O secretário de Segurança Pública do Estado de São Paulo, Alexandre de Moraes, deverá ser escolhido pelo vice-presidente Michel Temer para ocupar o Ministério da Justiça, caso o senado confirme o afastamento da presidente Dilma Rousseff da presidência. Moraes era cotado para comandar a Advocacia-Geral da União (AGU), mas a tendência é que Temer o desloque para a Justiça.

Recordes de saque na poupança

O volume de recursos que os investidores sacaram da caderneta de poupança em abril, já descontadas as aplicações, foi de R$ 8,246 bilhões.
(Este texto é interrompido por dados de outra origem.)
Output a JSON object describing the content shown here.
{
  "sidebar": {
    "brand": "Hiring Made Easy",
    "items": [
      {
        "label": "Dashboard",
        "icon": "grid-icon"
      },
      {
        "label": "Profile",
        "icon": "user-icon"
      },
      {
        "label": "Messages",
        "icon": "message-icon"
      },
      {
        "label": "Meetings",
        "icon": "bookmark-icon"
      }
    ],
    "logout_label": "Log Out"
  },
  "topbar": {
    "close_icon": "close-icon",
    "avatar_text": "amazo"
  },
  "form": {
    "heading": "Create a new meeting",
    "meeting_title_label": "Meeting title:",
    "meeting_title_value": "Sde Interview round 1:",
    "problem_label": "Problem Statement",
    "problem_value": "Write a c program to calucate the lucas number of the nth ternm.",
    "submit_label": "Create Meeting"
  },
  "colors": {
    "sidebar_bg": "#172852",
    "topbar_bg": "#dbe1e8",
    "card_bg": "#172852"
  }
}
Segundo dados do Banco Central, a retirada é recorde para o mês e o maior saque em 21 anos de registros.

Mercado financeiro

O mercado financeiro ainda reflete as incertezas políticas após o afastamento do presidente da Câmara Eduardo Cunha. Se sob o ponto de vista ético, Cunha representava um enorme estorvo para o início de um novo Brasil, Cunha representava para o provável governo Temer a garantia de aprovação de projetos tidos como polêmicos.

O Ibovespa, principal benchmark da Bolsa de Valores de São Paulo, operava às 11h37 em alta de +0,67% com 52.019 pontos. Já ó dólar, caía -0,32% negociado por R$ 3,53.